My Goodness Me! I Must Vent
Recently I joined a vanilla dating site – a rather famous one – thinking (perhaps foolishly) that I might find a Dominant lurking in the halls, disguised as I was, looking for the tell tale word or phrase that would alert a like minded soul. For many reasons I withheld my photograph, not the least of which is the privacy issue having once exposed my ‘kink’, but promising to send one should the communication deem it.
Over the years I have interacted with Dominants online, and without exception, they have been polite and courteous, demanding nothing from me – including a photograph – until I was ready to offer one.
Men are not so respectful in the vanilla world. They want what they want and if you don’t capitulate immediately, they dismiss with disdain.
This is not after weeks of communication. This is after only a couple of emails. On the few occasions that I felt interested in someone and contacted them, after exposing my submissive self and asking for just a little time to feel comfortable before sending a photograph, each time any delay was unacceptable.
I find it astounding. Am I missing something? Is it about instant gratification – image conscious egos – impatience – or simply a lack of respect? Or am I the one at fault?
Perhaps in the vanilla world it’s all about the image – the look – the arm candy, and perhaps a Dominant is looking for more – the connection – the manner of communication.
I don’t have the answer, but there is something awry when a man (or woman) does not respect another’s privacy, or cannot grant a request as simple as “Please may I ask for just a little more time to get to know you before exposing my identity?”
As frustrated as I am I am glad I am seeking a Dominant and not a vanilla partner. Though my experience in this ‘dating’ world is severely limited, it is becoming abundantly clear that Romantic Dominants have far more patience and general respect than their vanilla counterparts.
Or am I wrong?
Good hunting, Maggie. I know you’ll find the guy you need. I think “Good hunting” is appropriate — you’re hunting, even if it’s in your own submissive way.
Thank you Theo. Both for reading and the encouragement.
It is a rude awakening…..though I sadly encountered the same instant expectation on one D/s site. There are respectful people out there, though. And the ones who are so rude do not deserve you.
Thank you for your comment. It’s interesting to note that you encountered a similar situation on a D/s site. I suppose there are discourteous and impatient people everywhere. May I ask which site to which you are referring? You can email it to me privately if you prefer.

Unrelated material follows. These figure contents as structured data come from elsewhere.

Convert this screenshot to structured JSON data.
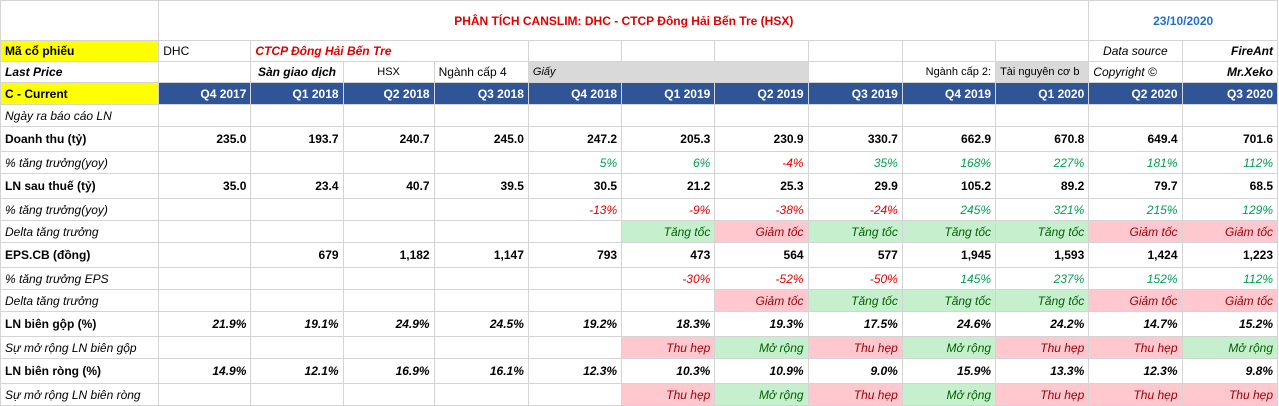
{
  "header": {
    "title": "PHÂN TÍCH CANSLIM: DHC - CTCP Đông Hải Bến Tre (HSX)",
    "date": "23/10/2020"
  },
  "info": {
    "ticker_label": "Mã cổ phiếu",
    "ticker": "DHC",
    "company": "CTCP Đông Hải Bến Tre",
    "data_source_label": "Data source",
    "data_source": "FireAnt",
    "last_price_label": "Last Price",
    "exchange_label": "Sàn giao dịch",
    "exchange": "HSX",
    "industry4_label": "Ngành cấp 4",
    "industry4": "Giấy",
    "industry2_label": "Ngành cấp 2:",
    "industry2": "Tài nguyên cơ b",
    "copyright_label": "Copyright ©",
    "author": "Mr.Xeko"
  },
  "table": {
    "current_label": "C - Current",
    "quarters": [
      "Q4 2017",
      "Q1 2018",
      "Q2 2018",
      "Q3 2018",
      "Q4 2018",
      "Q1 2019",
      "Q2 2019",
      "Q3 2019",
      "Q4 2019",
      "Q1 2020",
      "Q2 2020",
      "Q3 2020"
    ],
    "rows": [
      {
        "label": "Ngày ra báo cáo LN",
        "style": "i",
        "cells": [
          "",
          "",
          "",
          "",
          "",
          "",
          "",
          "",
          "",
          "",
          "",
          ""
        ]
      },
      {
        "label": "Doanh thu (tỷ)",
        "style": "b",
        "cells": [
          "235.0",
          "193.7",
          "240.7",
          "245.0",
          "247.2",
          "205.3",
          "230.9",
          "330.7",
          "662.9",
          "670.8",
          "649.4",
          "701.6"
        ]
      },
      {
        "label": "% tăng trưởng(yoy)",
        "style": "pct",
        "cells": [
          "",
          "",
          "",
          "",
          "5%",
          "6%",
          "-4%",
          "35%",
          "168%",
          "227%",
          "181%",
          "112%"
        ]
      },
      {
        "label": "LN sau thuế (tỷ)",
        "style": "b",
        "cells": [
          "35.0",
          "23.4",
          "40.7",
          "39.5",
          "30.5",
          "21.2",
          "25.3",
          "29.9",
          "105.2",
          "89.2",
          "79.7",
          "68.5"
        ]
      },
      {
        "label": "% tăng trưởng(yoy)",
        "style": "pct",
        "cells": [
          "",
          "",
          "",
          "",
          "-13%",
          "-9%",
          "-38%",
          "-24%",
          "245%",
          "321%",
          "215%",
          "129%"
        ]
      },
      {
        "label": "Delta tăng trưởng",
        "style": "badge",
        "cells": [
          "",
          "",
          "",
          "",
          "",
          "Tăng tốc",
          "Giảm tốc",
          "Tăng tốc",
          "Tăng tốc",
          "Tăng tốc",
          "Giảm tốc",
          "Giảm tốc"
        ]
      },
      {
        "label": "EPS.CB (đồng)",
        "style": "b",
        "cells": [
          "",
          "679",
          "1,182",
          "1,147",
          "793",
          "473",
          "564",
          "577",
          "1,945",
          "1,593",
          "1,424",
          "1,223"
        ]
      },
      {
        "label": "% tăng trưởng EPS",
        "style": "pct",
        "cells": [
          "",
          "",
          "",
          "",
          "",
          "-30%",
          "-52%",
          "-50%",
          "145%",
          "237%",
          "152%",
          "112%"
        ]
      },
      {
        "label": "Delta tăng trưởng",
        "style": "badge",
        "cells": [
          "",
          "",
          "",
          "",
          "",
          "",
          "Giảm tốc",
          "Tăng tốc",
          "Tăng tốc",
          "Tăng tốc",
          "Giảm tốc",
          "Giảm tốc"
        ]
      },
      {
        "label": "LN biên gộp (%)",
        "style": "bi",
        "cells": [
          "21.9%",
          "19.1%",
          "24.9%",
          "24.5%",
          "19.2%",
          "18.3%",
          "19.3%",
          "17.5%",
          "24.6%",
          "24.2%",
          "14.7%",
          "15.2%"
        ]
      },
      {
        "label": "Sự mở rộng LN biên gộp",
        "style": "badge",
        "cells": [
          "",
          "",
          "",
          "",
          "",
          "Thu hẹp",
          "Mở rộng",
          "Thu hẹp",
          "Mở rộng",
          "Thu hẹp",
          "Thu hẹp",
          "Mở rộng"
        ]
      },
      {
        "label": "LN biên ròng (%)",
        "style": "bi",
        "cells": [
          "14.9%",
          "12.1%",
          "16.9%",
          "16.1%",
          "12.3%",
          "10.3%",
          "10.9%",
          "9.0%",
          "15.9%",
          "13.3%",
          "12.3%",
          "9.8%"
        ]
      },
      {
        "label": "Sự mở rộng LN biên ròng",
        "style": "badge",
        "cells": [
          "",
          "",
          "",
          "",
          "",
          "Thu hẹp",
          "Mở rộng",
          "Thu hẹp",
          "Mở rộng",
          "Thu hẹp",
          "Thu hẹp",
          "Thu hẹp"
        ]
      }
    ]
  },
  "colors": {
    "header_bg": "#2f5597",
    "highlight_yellow": "#ffff00",
    "title_red": "#e00000",
    "date_blue": "#1f6fd0",
    "positive_green": "#00a050",
    "badge_up_bg": "#c6efce",
    "badge_down_bg": "#ffc7ce"
  }
}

It was a site called fetlife. I do not believe, however, that this person was representative of the site as a whole. I believe he was under the impression that I was too inexperienced to notice the huge red flags. Honestly, I am spoiled because of the way I met my first Sir….it sort of happened “organically.” I think I must not be internet dating saavy enough to navigate the artificial feeling I get from it. 🙂
Thank you. I only know of one D/s personals site and it’s not particularly inviting. Like you I have been very fortunate with the Dominants in my life. My experience on ‘dating sites’ is extremely limited so I can’t really comment too much, and this particular foray will probably be as shortlived as previous attempts.
Artificial – yes. An appropriate description.
Hi Maggie,
Meeting men online can be fun and daunting at the same times quite. It’s great because you can introduce yourself to men from the comfort of your own home. It’s bad because their is a complete lack of physical chemistry and without a picture, you will be passed up pretty quickly. Men are so visual and vanilla online dating is about meeting as many women as possible. Since so many women stretch the truth about their weight and sometimes age, men don’t want to waste time getting to know a pen pal, only to find that she isn’t what she claimed to be (not saying you would be guilty of this). This has happened to me when I was online dating … men that just wanted to correspond for a while and when I finally saw them, they were nothing like their claims.
I’m not saying it’s right or defending any online rudeness. Just trying to give you some context on what the other side is thinking.
Good luck with dating … I find believe that everyone finds a match, given if you follow your heart, respect yourself and dont settle. 🙂
Thank you Ms. Geisha, for such a comprehensive and thoughtful response. I had considered much of what you wrote, but was unaware that the vanilla online dating thing was about quantity. You have given me food for thought. Thank you again. M.